Estos son sentimientos generosos, y sin duda muchos musulmanes franceses los aprecian. Kepel diría que parecen menos dirigidos a la verdad que al tacto, la idea de que herir los sentimientos musulmanes envenenará aún más la atmósfera. En su extremo, esta opinión arriesga su propia forma de condescendencia: “Sea agradable con los musulmanes o se ellos se convertirán en suicidas”.

Kepel ha sostenido en sus libros recientes que la comunidad musulmana francesa, en el pasado guiada por las figuras paternalistas del antiguo país conocido como ‘darons’, está ahora cada vez más bajo el dominio de los islamistas más jóvenes y mucho más conflictivos. Estos ideólogos, cree Kepel, han fomentado una ruptura con los valores franceses que alimentan la narrativa de ISIS. 

Sin embargo, algunos intelectuales franceses ingenuamente descuidan o incluso abrazan a estas figuras con la esperanza de "aislar a los radicales".

En otras palabras, Kepel rechaza la acusación de Filiu y Roy.

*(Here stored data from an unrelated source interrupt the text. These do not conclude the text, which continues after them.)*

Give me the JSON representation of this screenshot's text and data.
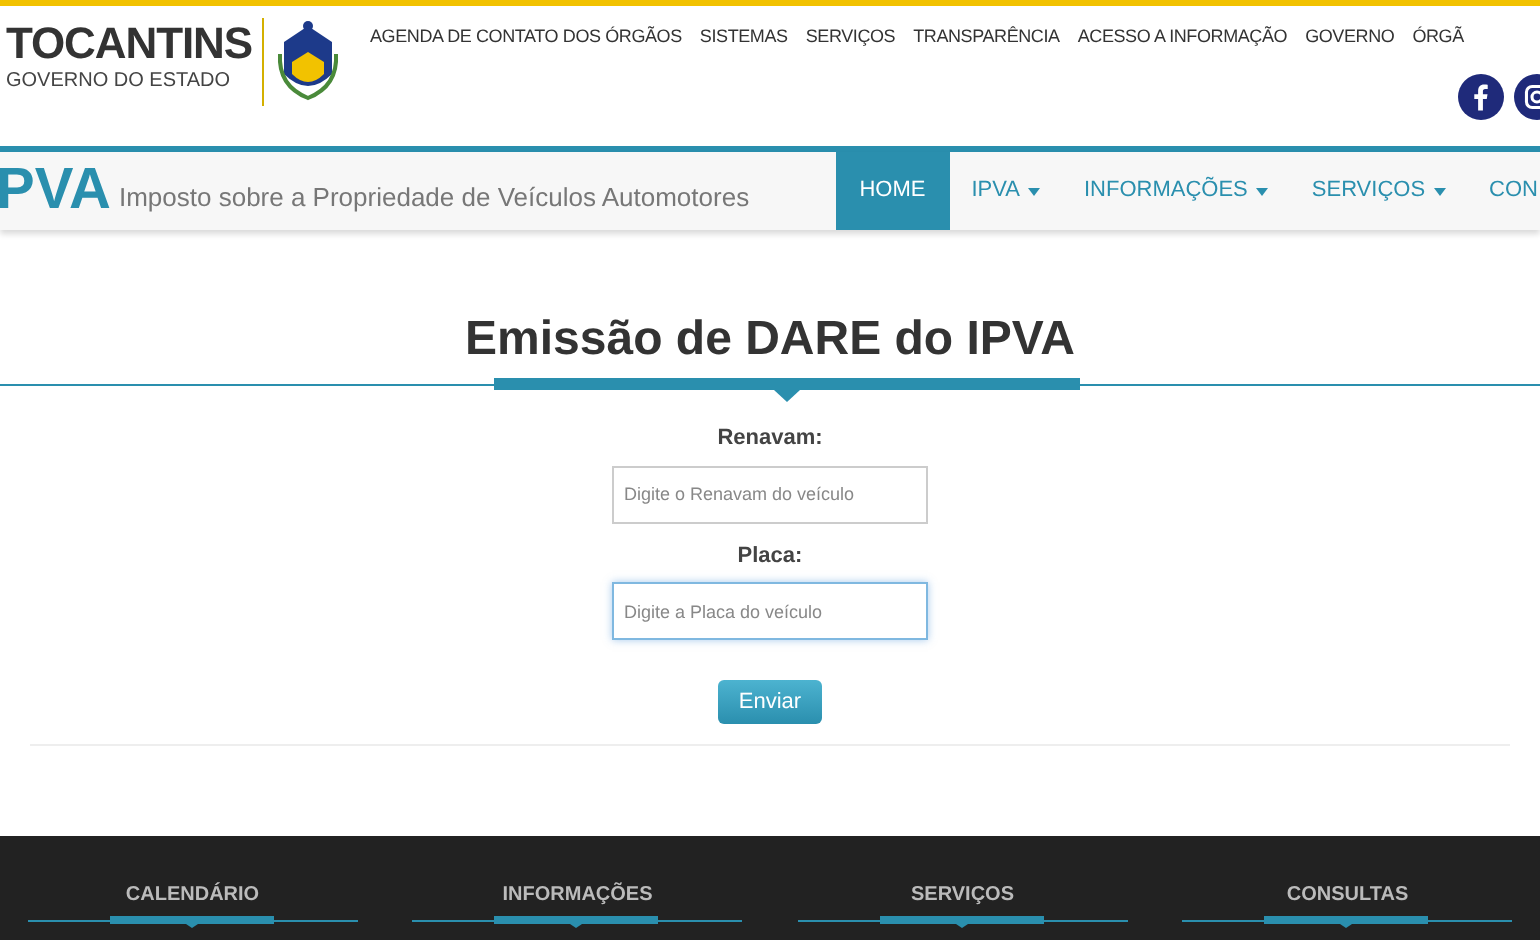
{
  "brand": {
    "name": "TOCANTINS",
    "subtitle": "GOVERNO DO ESTADO"
  },
  "top_menu": [
    "AGENDA DE CONTATO DOS ÓRGÃOS",
    "SISTEMAS",
    "SERVIÇOS",
    "TRANSPARÊNCIA",
    "ACESSO A INFORMAÇÃO",
    "GOVERNO",
    "ÓRGÃ"
  ],
  "site": {
    "logo": "PVA",
    "tagline": "Imposto sobre a Propriedade de Veículos Automotores"
  },
  "nav": [
    {
      "label": "HOME",
      "selected": true,
      "dropdown": false
    },
    {
      "label": "IPVA",
      "selected": false,
      "dropdown": true
    },
    {
      "label": "INFORMAÇÕES",
      "selected": false,
      "dropdown": true
    },
    {
      "label": "SERVIÇOS",
      "selected": false,
      "dropdown": true
    },
    {
      "label": "CON",
      "selected": false,
      "dropdown": false
    }
  ],
  "form": {
    "title": "Emissão de DARE do IPVA",
    "fields": [
      {
        "label": "Renavam:",
        "placeholder": "Digite o Renavam do veículo",
        "focused": false
      },
      {
        "label": "Placa:",
        "placeholder": "Digite a Placa do veículo",
        "focused": true
      }
    ],
    "submit": "Enviar"
  },
  "footer": [
    "CALENDÁRIO",
    "INFORMAÇÕES",
    "SERVIÇOS",
    "CONSULTAS"
  ]
}
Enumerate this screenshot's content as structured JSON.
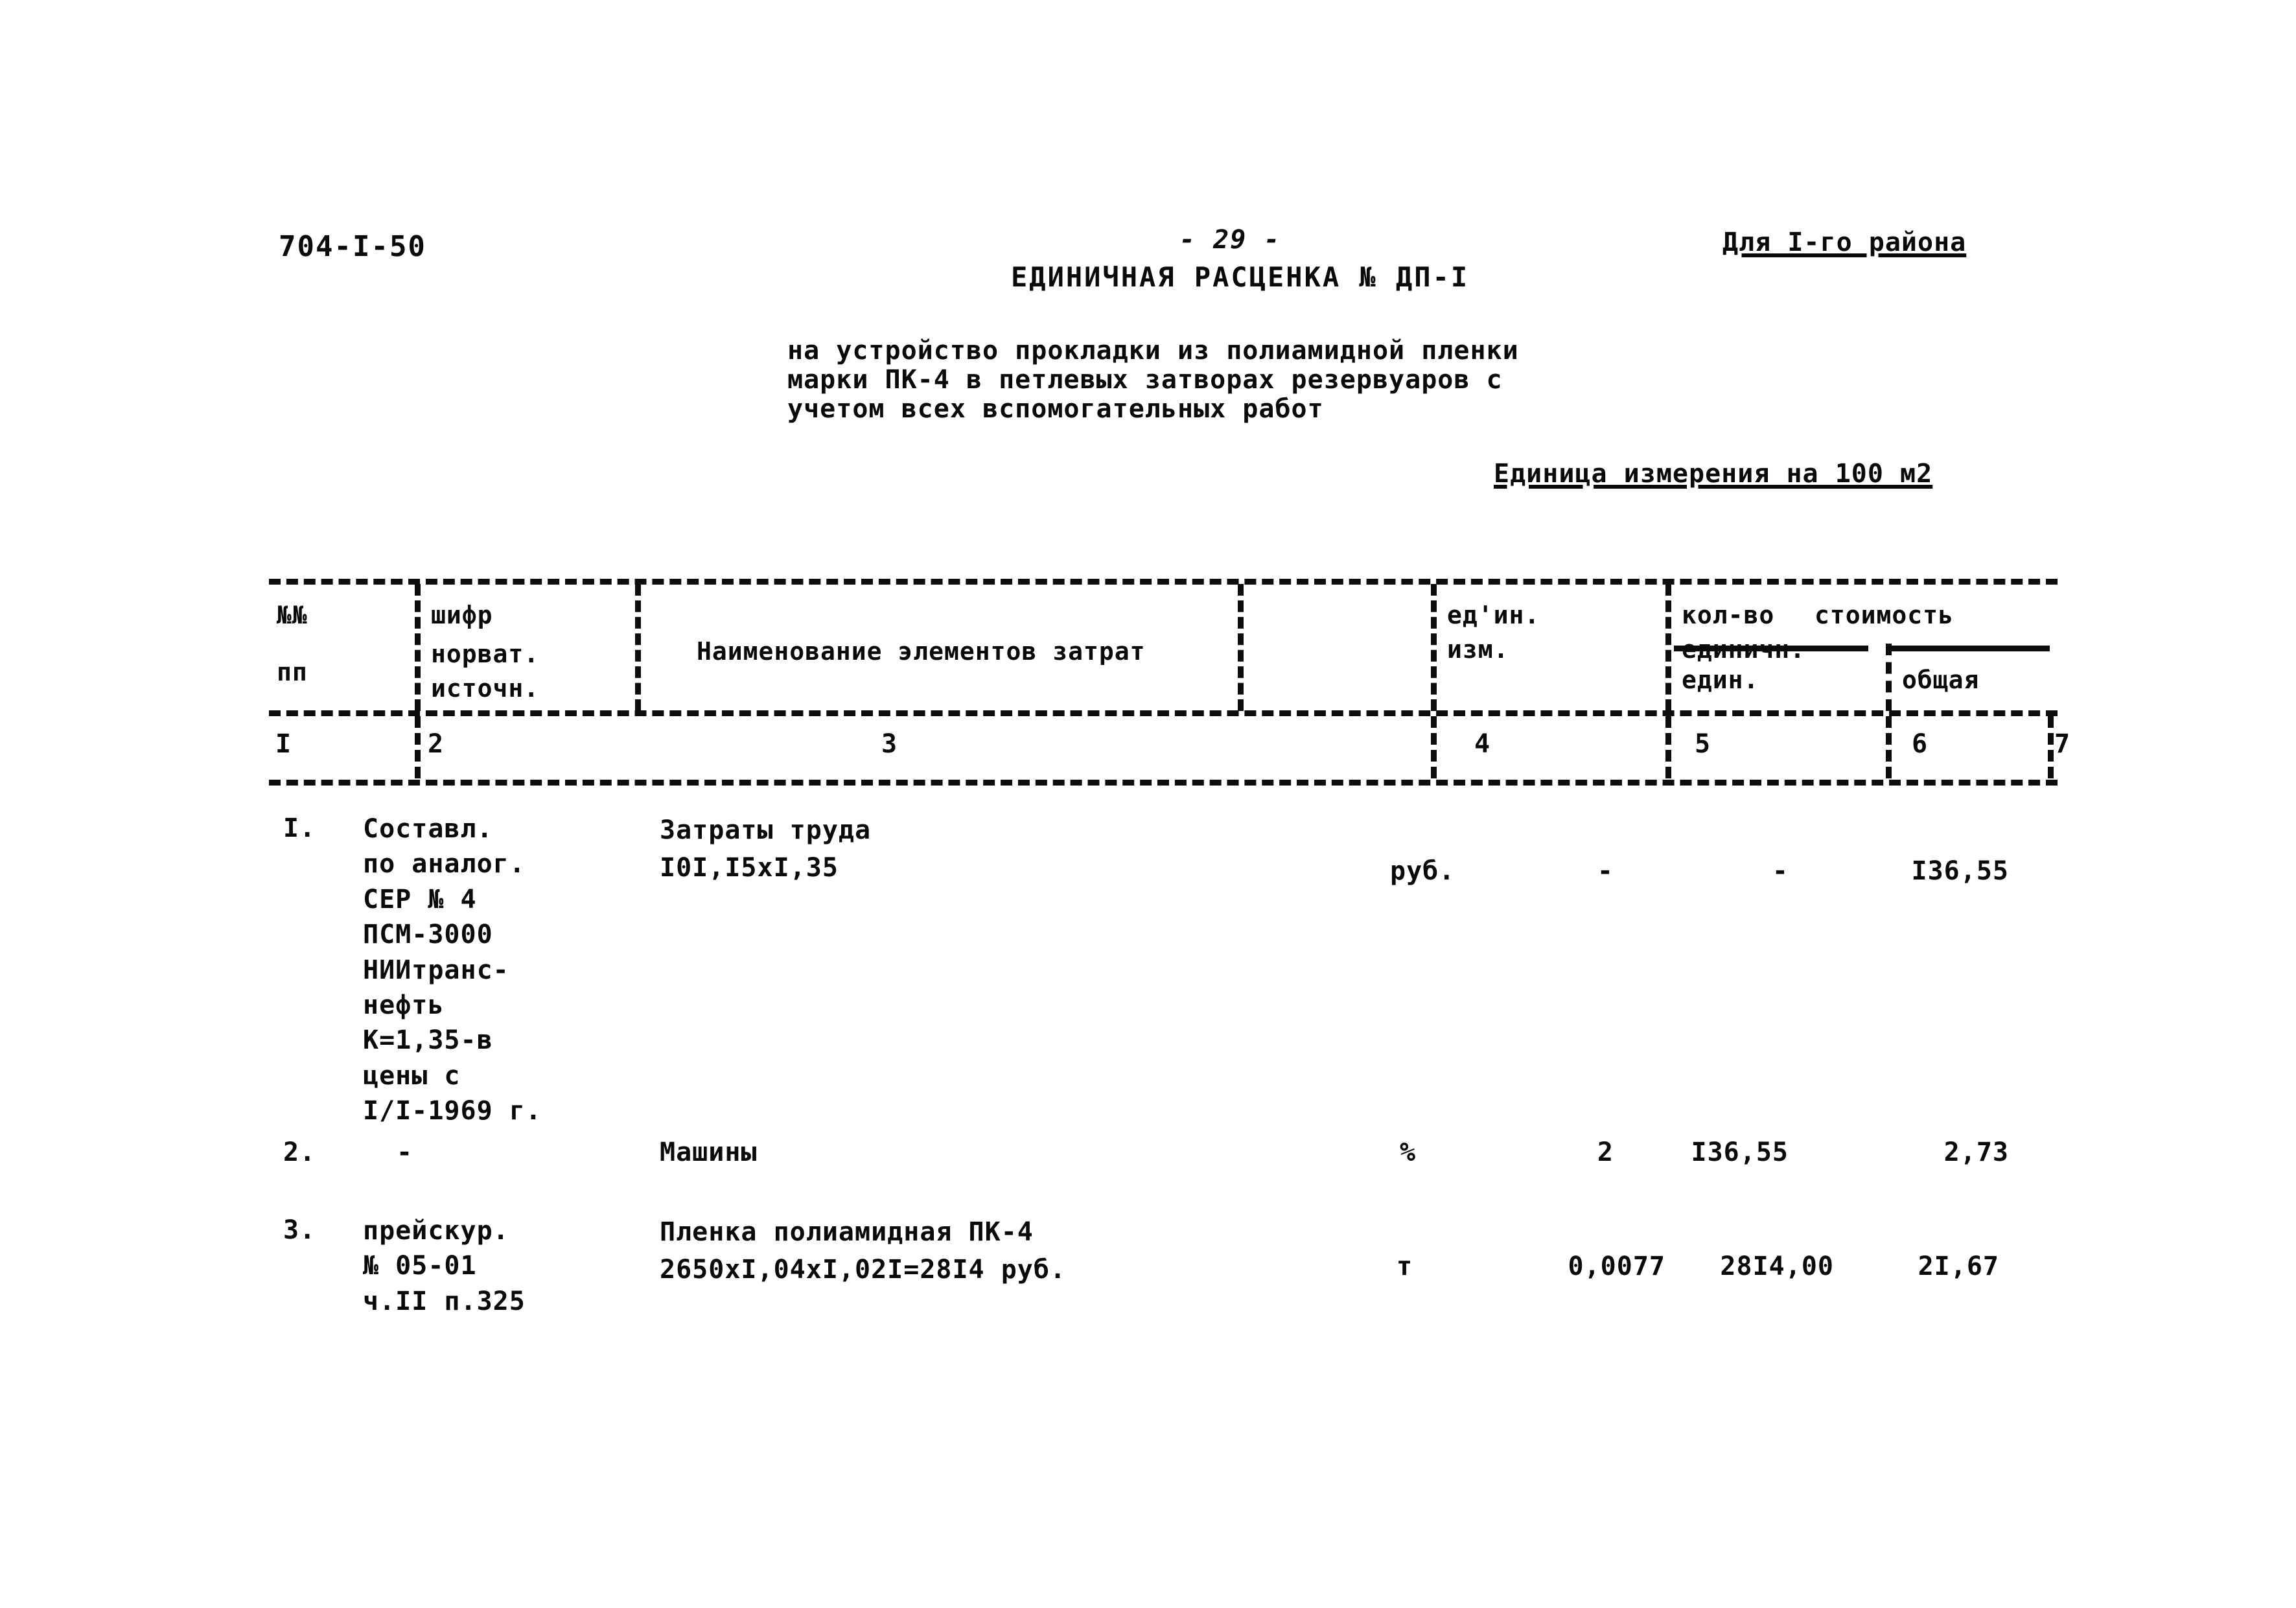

A él le gusta citar la propaganda de ISIS que insta a sus seguidores en Europa a esconderse detrás del lenguaje de la victimización, incluyendo un documento compartido entre los simpatizantes de ISIS titulado "Cómo sobrevivir en Occidente", que incluye las siguientes líneas: "Una verdadera guerra se está calentando en el corazón de Europa… Los líderes de la incredulidad se encuentran repetidamente en los medios de comunicación y dicen que los musulmanes somos todos terroristas, mientras que lo negamos y queríamos ser ciudadanos pacíficos. Pero nos han acorralado y nos han obligado a radicalizarnos”.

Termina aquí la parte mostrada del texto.